This is part of a scheme which, when announced in 2013, we were told would cost £875 million and be completed by 2018.

But last November we learnt that the cost had tripled to £2.8 billion and it would not be finished until 2024. Part of the reason for this soaring bill and six-year delay was that no one had foreseen the difficulty of “upgrading” Brunel’s Box Tunnel and other structures along the line to accommodat­e the necessary electrical infrastruc­ture.

So when the new trains being built for the Great Western Railway by a Japanese company in Italy come into service this October, they will be what is known as “bi-mode”: running on diesel until they can switch over to electric when work is complete. And much more commodious they will be, I am told, able to carry 20 per cent more passengers and cut journey times by as much as six minutes.

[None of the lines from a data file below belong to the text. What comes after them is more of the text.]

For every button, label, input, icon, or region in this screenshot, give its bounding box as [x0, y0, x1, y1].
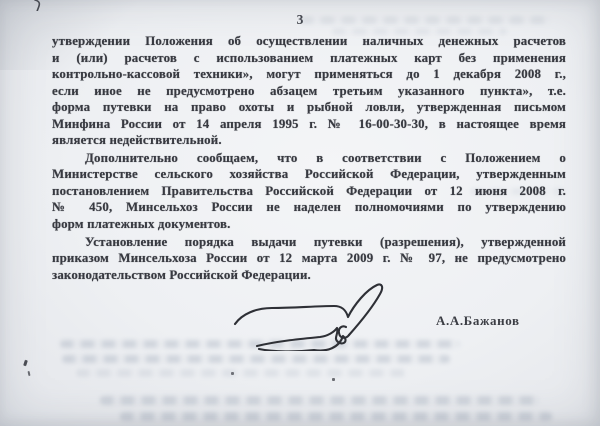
page-number: 3 — [288, 12, 312, 28]
scan-speck — [332, 378, 335, 381]
paragraph: утверждении Положения об осуществлении н… — [52, 33, 566, 149]
bleed-through-line — [76, 369, 406, 377]
paragraph: Дополнительно сообщаем, что в соответств… — [52, 150, 566, 233]
paragraph: Установление порядка выдачи путевки (раз… — [52, 234, 566, 284]
text-line: Министерстве сельского хозяйства Российс… — [52, 166, 566, 183]
text-line: постановлением Правительства Российской … — [52, 183, 566, 200]
text-line: форма путевки на право охоты и рыбной ло… — [52, 99, 566, 116]
signatory-name: А.А.Бажанов — [436, 313, 520, 329]
text-line: форм платежных документов. — [52, 216, 566, 233]
bleed-through-line — [62, 355, 450, 363]
text-line: Установление порядка выдачи путевки (раз… — [52, 234, 566, 251]
text-line: Минфина России от 14 апреля 1995 г. № 16… — [52, 116, 566, 133]
scan-speck — [231, 372, 234, 375]
bleed-through-line — [120, 412, 552, 421]
text-line: и (или) расчетов с использованием платеж… — [52, 50, 566, 67]
text-line: контрольно-кассовой техники», могут прим… — [52, 66, 566, 83]
pen-mark — [33, 0, 43, 11]
text-line: приказом Минсельхоза России от 12 марта … — [52, 250, 566, 267]
text-line: утверждении Положения об осуществлении н… — [52, 33, 566, 50]
bleed-through-line — [300, 16, 550, 24]
scan-speck — [28, 371, 31, 376]
scan-speck — [23, 360, 28, 367]
text-line: если иное не предусмотрено абзацем треть… — [52, 83, 566, 100]
text-line: № 450, Минсельхоз России не наделен полн… — [52, 199, 566, 216]
document-body: утверждении Положения об осуществлении н… — [52, 33, 566, 284]
signature — [230, 281, 394, 351]
signature-stroke — [230, 281, 394, 351]
text-line: Дополнительно сообщаем, что в соответств… — [52, 150, 566, 167]
text-line: является недействительной. — [52, 132, 566, 149]
bleed-through-line — [100, 396, 540, 405]
scanned-document-page: 3 утверждении Положения об осуществлении… — [0, 0, 600, 426]
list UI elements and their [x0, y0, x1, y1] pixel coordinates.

But the bit of the story which is missing lies in the Government’s intention that, within 15 years or so, all our railway system should be electrifie­d. This is to help meet the Climate Change Act’s requiremen­t that Britain cut its CO2 emissions by 80 per cent before 2050.

Apparently this can only be achieved by switching from gas to electricit­y for our cooking and heating, from petrol to electricit­y for 60 per cent of the cars on our roads, and from diesel to electricit­y for 100 per cent of our trains.

All this, of course, will require a huge expansion in our electricit­y supply. And if you ask the Government where all this “zerocarbon” electricit­y is to come from, they will tell you that it can’t possibly come from the dirty old fossil fuels which still currently provide more than half our electricit­y (unless power stations are fitted with “carbon capture and storage”, which has never been shown to work on such a scale).

Virtually all of it therefore will have to come from “renewables”, such as wind, solar and burning waste and wood: plus, of course, those new nuclear power stations the French and the Chinese are meant to be building for us, but which now seem to be like the ever-receding mirage of an oasis in the desert.

We may imagine the day when passengers arriving at Paddington wishing to travel down to Bath in those agreeable new trains will be told: “The train now standing at Platform 8 will leave when the wind starts blowing again, and the sun comes out from behind those clouds.”